これにより、新しい参照トラッキングオブジェクトが設定され、新鮮なNumPy配列でバックアップされた新しいブロックが作成されます。このブロックには他の参照がありませんので、別の操作が再びインプレースで修正できます。このアプローチでは、コピーする必要のないn-1
列がコピーされます。この問題を回避するために、ブロック分割と呼ぶテクニックを利用しています。
内部的には、最初の列のみがコピーされます。他のすべての列は前の配列上のビューとして取得されます。新しいブロックは他の列と参照を共有しません。古いブロックは前の値のビューであるため、他のオブジェクトと参照を共有します。
このテクニックには1つの欠点があります。最初の配列にはn
列があります。列2
からn
のビューを作成しましたが、これにより全体の配列が生き残ります。また、最初の列に1つの列の新しい配列を追加しました。これにより、必要以上にメモリが生き残ることになります。
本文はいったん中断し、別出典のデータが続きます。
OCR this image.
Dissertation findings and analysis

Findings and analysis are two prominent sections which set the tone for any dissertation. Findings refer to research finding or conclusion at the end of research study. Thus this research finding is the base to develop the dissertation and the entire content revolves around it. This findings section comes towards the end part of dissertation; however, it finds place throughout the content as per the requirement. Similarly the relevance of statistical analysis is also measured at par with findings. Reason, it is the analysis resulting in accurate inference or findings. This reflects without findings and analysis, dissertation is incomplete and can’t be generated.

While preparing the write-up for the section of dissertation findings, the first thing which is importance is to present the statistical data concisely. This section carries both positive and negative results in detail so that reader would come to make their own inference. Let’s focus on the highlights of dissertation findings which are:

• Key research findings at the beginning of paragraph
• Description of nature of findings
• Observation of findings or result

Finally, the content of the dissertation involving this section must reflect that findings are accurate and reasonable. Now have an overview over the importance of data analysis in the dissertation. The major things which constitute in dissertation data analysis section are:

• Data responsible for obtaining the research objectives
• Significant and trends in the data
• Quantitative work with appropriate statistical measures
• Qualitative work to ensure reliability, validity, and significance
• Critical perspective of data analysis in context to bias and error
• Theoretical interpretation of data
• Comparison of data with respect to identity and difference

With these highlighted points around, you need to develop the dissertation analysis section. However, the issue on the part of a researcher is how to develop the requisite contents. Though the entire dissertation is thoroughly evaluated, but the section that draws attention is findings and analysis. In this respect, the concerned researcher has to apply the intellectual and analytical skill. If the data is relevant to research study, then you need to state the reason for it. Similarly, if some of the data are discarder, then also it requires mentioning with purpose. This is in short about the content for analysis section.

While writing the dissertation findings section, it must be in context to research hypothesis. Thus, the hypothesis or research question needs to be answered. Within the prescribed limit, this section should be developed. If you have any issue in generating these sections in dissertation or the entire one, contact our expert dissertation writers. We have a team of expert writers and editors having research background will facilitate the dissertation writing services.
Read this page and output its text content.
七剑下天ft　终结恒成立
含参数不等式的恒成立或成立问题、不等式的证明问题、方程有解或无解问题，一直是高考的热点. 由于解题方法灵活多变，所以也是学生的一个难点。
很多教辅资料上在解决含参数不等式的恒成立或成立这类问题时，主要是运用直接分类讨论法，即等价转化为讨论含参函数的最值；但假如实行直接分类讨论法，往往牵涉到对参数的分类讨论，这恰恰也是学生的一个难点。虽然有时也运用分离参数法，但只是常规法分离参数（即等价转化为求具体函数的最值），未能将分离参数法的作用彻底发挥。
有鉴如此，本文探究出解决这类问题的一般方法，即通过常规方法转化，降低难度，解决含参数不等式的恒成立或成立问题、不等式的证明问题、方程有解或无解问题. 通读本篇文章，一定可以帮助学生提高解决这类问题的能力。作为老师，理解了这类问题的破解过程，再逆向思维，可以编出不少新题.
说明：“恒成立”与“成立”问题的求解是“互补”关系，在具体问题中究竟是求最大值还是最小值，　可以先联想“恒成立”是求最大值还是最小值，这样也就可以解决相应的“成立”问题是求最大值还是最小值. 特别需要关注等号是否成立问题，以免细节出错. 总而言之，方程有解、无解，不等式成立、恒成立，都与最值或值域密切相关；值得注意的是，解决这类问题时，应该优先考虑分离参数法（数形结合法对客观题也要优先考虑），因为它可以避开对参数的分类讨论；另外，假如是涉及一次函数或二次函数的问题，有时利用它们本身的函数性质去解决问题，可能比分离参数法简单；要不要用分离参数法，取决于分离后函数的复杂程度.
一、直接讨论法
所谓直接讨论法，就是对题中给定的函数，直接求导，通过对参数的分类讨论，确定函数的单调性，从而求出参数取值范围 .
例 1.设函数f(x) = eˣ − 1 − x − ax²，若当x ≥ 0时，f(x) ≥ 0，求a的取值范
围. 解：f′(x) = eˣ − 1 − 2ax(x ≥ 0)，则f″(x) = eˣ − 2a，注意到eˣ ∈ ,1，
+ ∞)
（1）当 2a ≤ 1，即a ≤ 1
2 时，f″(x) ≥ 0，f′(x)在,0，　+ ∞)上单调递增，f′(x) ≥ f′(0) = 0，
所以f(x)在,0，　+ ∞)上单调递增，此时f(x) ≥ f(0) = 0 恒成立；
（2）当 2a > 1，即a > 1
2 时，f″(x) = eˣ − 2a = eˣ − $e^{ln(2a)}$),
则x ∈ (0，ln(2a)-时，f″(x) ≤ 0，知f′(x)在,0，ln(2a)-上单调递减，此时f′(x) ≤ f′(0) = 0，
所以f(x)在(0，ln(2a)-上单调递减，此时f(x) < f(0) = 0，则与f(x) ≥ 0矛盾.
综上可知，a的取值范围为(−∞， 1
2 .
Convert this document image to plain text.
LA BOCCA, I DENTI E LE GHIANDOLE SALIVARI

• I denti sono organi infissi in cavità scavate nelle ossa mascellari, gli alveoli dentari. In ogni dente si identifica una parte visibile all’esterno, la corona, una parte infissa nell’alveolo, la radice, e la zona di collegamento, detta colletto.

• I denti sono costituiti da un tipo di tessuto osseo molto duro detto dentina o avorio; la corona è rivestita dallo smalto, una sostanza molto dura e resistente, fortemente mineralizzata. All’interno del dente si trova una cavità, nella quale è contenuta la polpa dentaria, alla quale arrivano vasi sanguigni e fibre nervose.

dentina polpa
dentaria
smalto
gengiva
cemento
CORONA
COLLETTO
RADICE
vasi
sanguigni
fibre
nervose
このシステムは異なるdtypesを持つDataFramesに直接変換されます。変更されないすべてのブロックはそのまま返され、インプレースで変更されるブロックのみが分割されます。
次に、列n+1
の浮動小数点ブロックに新しい値を設定して、列n+2
からm
までのビューを作成します。新しいブロックは列n+1
のみをバックアップします。
df.iloc[0, n+1] = 100.5
インプレースで動作できるメソッド
前述のインデックス操作は一般に新しいオブジェクトを作成せず、既存のオブジェクトをインプレースで変更します。また、DataFrameのデータ自体には触れないpandasのメソッドのもう一つのグループもあります。その中でも代表的な例がrename
です。Renameはラベルのみを変更します。これらのメソッドは上記で説明したレイジーコピーのメカニズムを利用できます。
replace
やfillna
のように、実際にインプレースで行うことができるメソッドのさらに別の三番目のグループもあります。これらは常にコピーをトリガーします。
df2 = df.replace(...)
コピーをトリガーせずにデータをインプレースで変更すると、df
とdf2
が変更され、CoWのルールに違反します。これは、これらのメソッドに対してinplace
キーワードを維持する理由の一つです。
df.replace(..., inplace=True)
これにより、この問題は解消されます。これはまだ開かれた提案であり、異なる方向に進む可能性もあります。ただし、これは実際に変更された列にのみ適用されます。他のすべての列は常にビューとして返されます。つまり、値が1つの列にしか存在しない場合、1つの列のみがコピーされます。
結論
CoWがpandasの内部動作にどのように影響するか、およびこれがコードの改善にどのように反映されるかを調査しました。CoWにより、多くのメソッドが高速化されますが、一部のインデックス関連の操作では遅延が発生することもあります。以前はこれらの操作は常にインプレースで実行され、副作用が生じる可能性がありました。CoWではこれらの副作用がなくなり、1つのDataFrameオブジェクトの変更は他のオブジェクトに影響しません。
このシリーズの次の投稿では、CoWに準拠するためにコードを更新する方法と、将来的に避けるべきパターンについて説明します。
お読みいただきありがとうございました。Copy-on-Writeに関するご意見やフィードバックをお寄せいただければ幸いです。